19 Apr 2019 | Posted by: chadmin
Happy Easter! Easter is the culmination of the life and death of Jesus. We celebrate these days as God’s love for us and the promise of eternal life. It is so important for us to put ourselves in the mind of the Apostles in those post-resurrection days. They were bewildered, scared, confused, lost, tired, and afraid of the future. Certainly we can all have these reactions to life experiences, but we are called to follow the Apostles through the New Testament scriptures. As they witnessed and spoke to the risen Christ, they were able to understand and make sense of the Old Testament scriptures and the promise of the Messiah. Jesus inspired them to allow the truth and the effects of the resurrection to take root in their hearts that they might live and preach in the name of Jesus Christ. As Christians, we are called to allow the Holy Spirit to confirm within us the ramifications of the resurrection. As we celebrate this season each year, we are called to transformation, to renewal, to understanding and to clarity. This Easter season, with the Apostles, let us allow the Holy Spirit to dispel any doubt in our hearts and give us the apostolic zeal to live in union with God.
Next Sunday, the 2nd Sunday of Easter, is known as Divine Mercy Sunday.
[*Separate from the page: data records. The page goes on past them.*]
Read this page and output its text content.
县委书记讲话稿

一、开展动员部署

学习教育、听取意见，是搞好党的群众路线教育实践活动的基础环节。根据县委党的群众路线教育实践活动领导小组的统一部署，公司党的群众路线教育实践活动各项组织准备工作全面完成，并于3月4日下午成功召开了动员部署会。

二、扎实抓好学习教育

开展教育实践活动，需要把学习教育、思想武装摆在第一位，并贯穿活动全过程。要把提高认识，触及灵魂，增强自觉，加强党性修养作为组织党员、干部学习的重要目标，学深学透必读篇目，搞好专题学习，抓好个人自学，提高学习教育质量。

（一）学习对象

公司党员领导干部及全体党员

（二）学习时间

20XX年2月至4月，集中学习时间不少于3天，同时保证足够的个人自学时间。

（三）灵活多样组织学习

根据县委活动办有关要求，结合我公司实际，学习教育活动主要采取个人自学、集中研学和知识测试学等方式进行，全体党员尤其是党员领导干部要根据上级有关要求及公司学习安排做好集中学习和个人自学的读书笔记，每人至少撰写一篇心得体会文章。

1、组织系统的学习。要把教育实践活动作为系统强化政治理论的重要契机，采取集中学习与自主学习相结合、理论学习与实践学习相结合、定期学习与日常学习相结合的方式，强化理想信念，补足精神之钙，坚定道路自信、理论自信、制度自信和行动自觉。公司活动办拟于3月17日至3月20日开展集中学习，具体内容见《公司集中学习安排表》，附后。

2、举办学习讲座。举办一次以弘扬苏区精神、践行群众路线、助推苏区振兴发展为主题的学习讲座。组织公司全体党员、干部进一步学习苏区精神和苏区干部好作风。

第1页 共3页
For hundreds of years, the prayers of this Mass have recalled the mercy of God. In the early 1900s, Jesus appeared to a Polish woman named Sister Faustina. Jesus entrusted to her an image and a chaplet that called on his Divine Mercy. Over a period of years, Faustina had visions of Jesus. He talked with her about her own spiritual journey and about His desire for the world to be saved. If you are interested in these apparitions, they are recorded in “Divine Mercy in My Soul: The Diary of St. Faustina.” While there are many elements and levels to the visions, the main aspect of the message from Jesus is for the world to “trust” in His Divine Mercy. Jesus appeared to St. Faustina and He asked that an image be painted that resembled His image. A picture of this hangs in our vestibule all year long. If you look at the picture, you will see Jesus touching his heart with two rays, one white and one pale, flowing from his heart to the world. The rays denote blood and water that came forth from the side of Jesus when the soldier pierced his side on the Cross. The water makes our souls righteous and the blood is the life of our souls. They symbolize the tender mercy of the heart of Jesus. While the whole message is too much to recall here, the image and the chaplet prayer call us to trust Jesus and embrace his mercy by living a holy life. The following is a quote from the Diary of St. Faustina about the call to living and accepting mercy.
“I demand from you deeds of mercy, which are to arise out of love for Me. You are to show mercy to your neighbors always and everywhere. You must not shrink from this or try to excuse or absolve yourself from it. I am giving you three ways of exercising mercy toward your neighbor: the first — by deed, the second — by word, the third — by prayer. In these three degrees is contained the fullness of mercy, and it is an unquestionable proof of love for Me. By this means a soul glorifies and pays reverence to My mercy. Many souls … are often worried because they do not have the material means with which to carry out an act of mercy. Yet spiritual mercy, which requires neither permissions nor storehouses, is much more meritorious and is within the grasp of every soul. If a soul does not exercise mercy somehow or other, it will not obtain My mercy on the day of judgment. Oh, if only souls knew how to gather eternal treasure for themselves, they would not be judged, for they would forestall My judgment with their mercy” (1317).
We will have a Divine Mercy hour of prayer at 3pm on Sunday, April 28. Please join us for Adoration of the Eucharist, the Chaplet of Divine Mercy, and the opportunity to go to confession.